As it stands, the Middle East is struggling between three paradigms:
(1) Militant anti-Zionist Islamism, headed by Iran. Mass ideology + war incentives are the everyday bread.
(2) “Silent” Islamism bejeweled with some sort of “local-plus-Western” liberalism in the fields of economy and culture, headed by Saudi Arabia. The confrontation with Israel is not a priority, sometimes quite the contrary: peace is sought, directly or indirectly, concretely or theoretically.
(3) “Stagnating” autocratic regimes. Corruption + privileged ruling class are preventing any kind of deep reform.
There are Sunnis and Shi’is in each of the 3 above-mentioned paradigms. In reality, the so-called “Sunni-Shi’i” rivalry is not as clear-cut as the mass media claim. However, there are predominant tendencies that are well-known to the public. I don’t need to repeat them here.
As for Lebanon, the challenge is to be able to think within a set of circumstances where messages of sectarian hatred are permeating the medias, with a spiraling inflation of statements pitting Ahl as-Sunna against the Shi’a. The Lebanese arena is polarized again; radicalized Sunnis vs. radicalized Shi’is; and the two main rival Christian parties despise each other like never before.
The situation calls for great moderation, yet most “moderates” nauseate me. Moralists and their stock wisdoms bore me. I mean those who adopt so-called “moderate” statements in order to appear politically correct; those who are continuously afraid of slighting their rival; those who do it for the sake of so-called “dialogue” and “accommodation,” without knowing what dialogue really is.
I am very demanding when it comes to moderation. Moderation does not consist in “pouring water into wine”–this repels me. It does neither impose to say what the other wants to hear, nor giving in to hypocrisy by making concessions on one’s convictions and beliefs. Moderation entails setting a premium on the truth and committing to pursuing it. Moderation is a burden, because it requires, at once, rationalization and an excellent emotional grasp of the problem. Moderation is a pursuit of justice. No need to drink diluted wine to sound moderate. Always keep your wine pure, but have less of it if you must.

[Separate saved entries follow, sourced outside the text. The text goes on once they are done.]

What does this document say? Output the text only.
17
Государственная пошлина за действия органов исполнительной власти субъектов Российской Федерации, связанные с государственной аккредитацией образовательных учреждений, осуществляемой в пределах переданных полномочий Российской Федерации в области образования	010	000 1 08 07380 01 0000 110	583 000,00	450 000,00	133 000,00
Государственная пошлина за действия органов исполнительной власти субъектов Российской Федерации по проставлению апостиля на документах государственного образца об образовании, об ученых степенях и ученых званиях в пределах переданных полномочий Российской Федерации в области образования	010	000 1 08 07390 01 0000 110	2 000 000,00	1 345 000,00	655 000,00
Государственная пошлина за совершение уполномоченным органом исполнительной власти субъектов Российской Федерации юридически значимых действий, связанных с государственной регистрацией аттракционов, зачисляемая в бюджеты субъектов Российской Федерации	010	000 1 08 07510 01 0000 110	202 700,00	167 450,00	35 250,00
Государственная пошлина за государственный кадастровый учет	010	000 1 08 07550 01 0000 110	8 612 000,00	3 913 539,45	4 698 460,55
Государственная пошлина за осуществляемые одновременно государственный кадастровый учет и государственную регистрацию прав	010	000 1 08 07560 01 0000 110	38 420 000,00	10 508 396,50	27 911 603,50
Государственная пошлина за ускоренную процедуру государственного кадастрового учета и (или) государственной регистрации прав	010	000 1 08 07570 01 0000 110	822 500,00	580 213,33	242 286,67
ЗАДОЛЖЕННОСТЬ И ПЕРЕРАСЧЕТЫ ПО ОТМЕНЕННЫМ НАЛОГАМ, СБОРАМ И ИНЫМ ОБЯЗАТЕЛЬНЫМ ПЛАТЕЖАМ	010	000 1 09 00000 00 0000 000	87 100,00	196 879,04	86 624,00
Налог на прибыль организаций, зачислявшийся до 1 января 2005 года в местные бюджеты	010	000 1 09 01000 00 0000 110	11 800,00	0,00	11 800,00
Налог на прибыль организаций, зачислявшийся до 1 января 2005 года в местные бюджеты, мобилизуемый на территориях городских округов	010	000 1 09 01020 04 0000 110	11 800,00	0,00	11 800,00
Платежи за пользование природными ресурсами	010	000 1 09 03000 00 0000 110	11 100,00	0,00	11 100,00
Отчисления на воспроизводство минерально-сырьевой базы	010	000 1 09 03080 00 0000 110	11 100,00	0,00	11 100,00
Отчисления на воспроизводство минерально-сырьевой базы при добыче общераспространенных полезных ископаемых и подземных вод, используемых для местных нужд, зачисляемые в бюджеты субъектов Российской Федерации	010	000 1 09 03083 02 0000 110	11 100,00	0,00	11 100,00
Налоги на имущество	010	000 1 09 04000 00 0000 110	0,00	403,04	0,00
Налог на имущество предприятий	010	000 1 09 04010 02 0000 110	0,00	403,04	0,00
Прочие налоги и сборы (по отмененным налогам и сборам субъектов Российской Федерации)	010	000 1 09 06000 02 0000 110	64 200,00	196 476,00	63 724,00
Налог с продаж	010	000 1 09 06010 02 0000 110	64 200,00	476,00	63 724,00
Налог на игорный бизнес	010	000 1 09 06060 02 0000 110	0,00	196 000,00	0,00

IMHO, the challenge today is to transcend the March 8/14 antagonism. Why? Because it is pointless. All those who opt for any of the 3 paradigms are in error; whether they prefer Iran, or Syria, or Saudi Arabia, or the US. They are wrong. The 8/14 antagonism hasn’t led us anywhere (except sterile–and bloody–confrontation), and won’t lead us to any kind of solution.
I have absolutely no idea of how realistic this wish is.
I used to think Lebanon was a failed state (cf. my post on the matter). Well, it now occurred to me that Lebanon is a failed nation.
Renan says the nation is an everyday plebiscite. Have we ever “vibrated” together as one entity? Never.
We can’t agree on history, values, strategic choices, and identity. Let’s take this as a fact and build on it. This is a typically “post-modern” attitude. We can agree on socio-economic development. Politics keep us apart and it’s pointless to argue about them.
Economy and aspiration for development brings us together. So let’s start from there.
P.S. (from a reader):
I think that the selfish time of Nations and the role of Nations is indeed finished. This is the time of Universalism. It doesn’t mean the concept of countries and the feeling of belonging are over. On the contrary. But no cultural identity nowadays can define itself without taking into consideration the universal dimension. It is a success factor for building modern “identities.”
Lebanon got an F on the “nation” course, when it was once the time of nations. But I think Lebanon can get an A in the future as a modern Universalist country. We should believe in that and it will happen. — Antoine S.